Page 37 of The Good Daughter

“Thank you.” They were the first words that bubbled out of Devon’s labored breathing since I’d cauterized his wound.

“I’ll dress the wound.”

I applied the medicated leaves again, and then ripped up a sheet to make bandages which I wound carefully around his torso. He lay still while I did so, recovering some composure and marshaling the pain he still felt, but his eyes never left me, following my every move.

“You didn’t have to do this,” he breathed.

“No.”

I held the water flask to his lips, and he swallowed down a couple of gulps. For a few minutes I let him rest, until his breathing was back to something approaching normal.

“What happened to you?”

“I got shot,” replied Devon, unhelpfully. “With an arrow.”

“Why? By whom?”

“I didn’t stop to ask,” Devon said, still evasive. “A gamekeeper perhaps. I must have strayed onto someone’s land and they thought I was poaching. Which I suppose I was.”

“There are no land owners in the wilderness.”

“Farmers then. They might not own the land, but they think of it as their own and they certainly defend it from hunters.”

Everything he said was right, and yet I didn’t believe a word of it. “You did well to get back here,” I pointed out. “You must have gone some distance or the ‘farmer’ would have followed.”

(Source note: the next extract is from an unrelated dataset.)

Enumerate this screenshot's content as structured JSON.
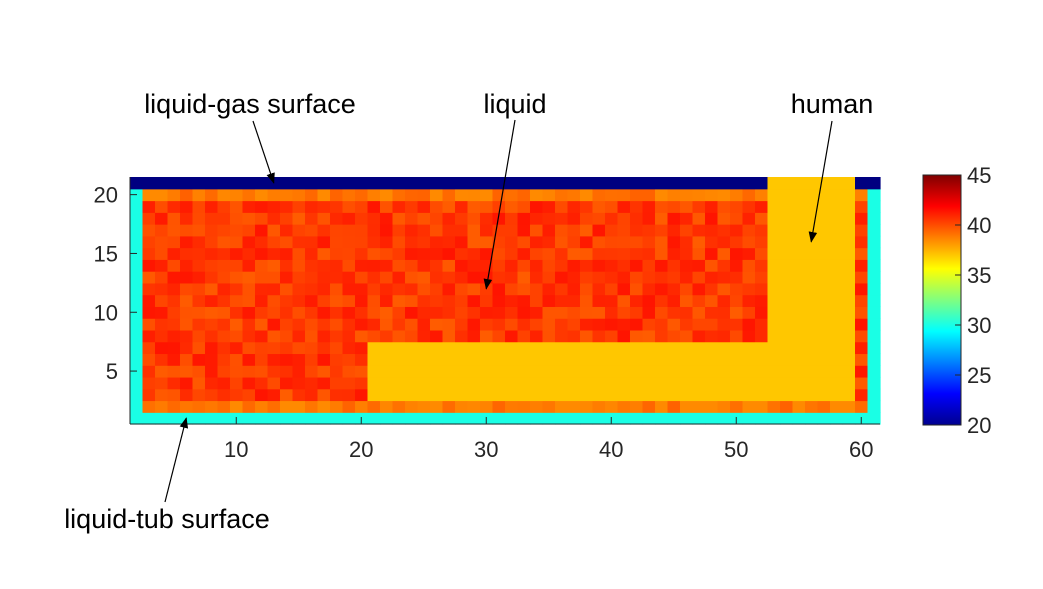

“I used all my strength to get back,” Devon nodded. “I don’t know what I thought would happen when I did.”

“Maybe you guessed I’d know what to do,” I suggested.

“I’m not surprised you know how to tend a wound,” Devon agreed. “But I had no right to expect you to tend mine.”

“No, you didn’t.”

Tentatively, wincing as he did so, he sat up.

“Careful,” I urged.

“It doesn’t feel too bad now.”

“That’s just because it hurt so much before that normal pain feels like relief. Plus, the herbs are numbing some of it. It’s fooling you. But you’re still hurt.”

“Maybe,” Devon shrugged. “But I’ve always healed quickly. Plus, I am, as you know, very lucky.”

“Verylucky,” I agreed.

There was a moment of silence between us, that seemed all the deeper in the blackness of night.

“You could have run away.” Devon finally said what we had both been thinking. “Even with Uther slowing you down, I don’t think I could have caught you.”

“You couldn’t have,” I corrected.

“You’d be surprised what I can do when I put my mind to it.”

“You still couldn’t have.”

“Maybe,” he admitted. “But again; you didn’t run away.”

“I still can.” That was the other as yet unsaid thing; I was still his prisoner in some regard and yet if I chose to leave now, there was probably not a lot he could do to stop me, although he did seem better already than I would have expected. The arrow must have missed anything vital within. Lucky, lucky, lucky.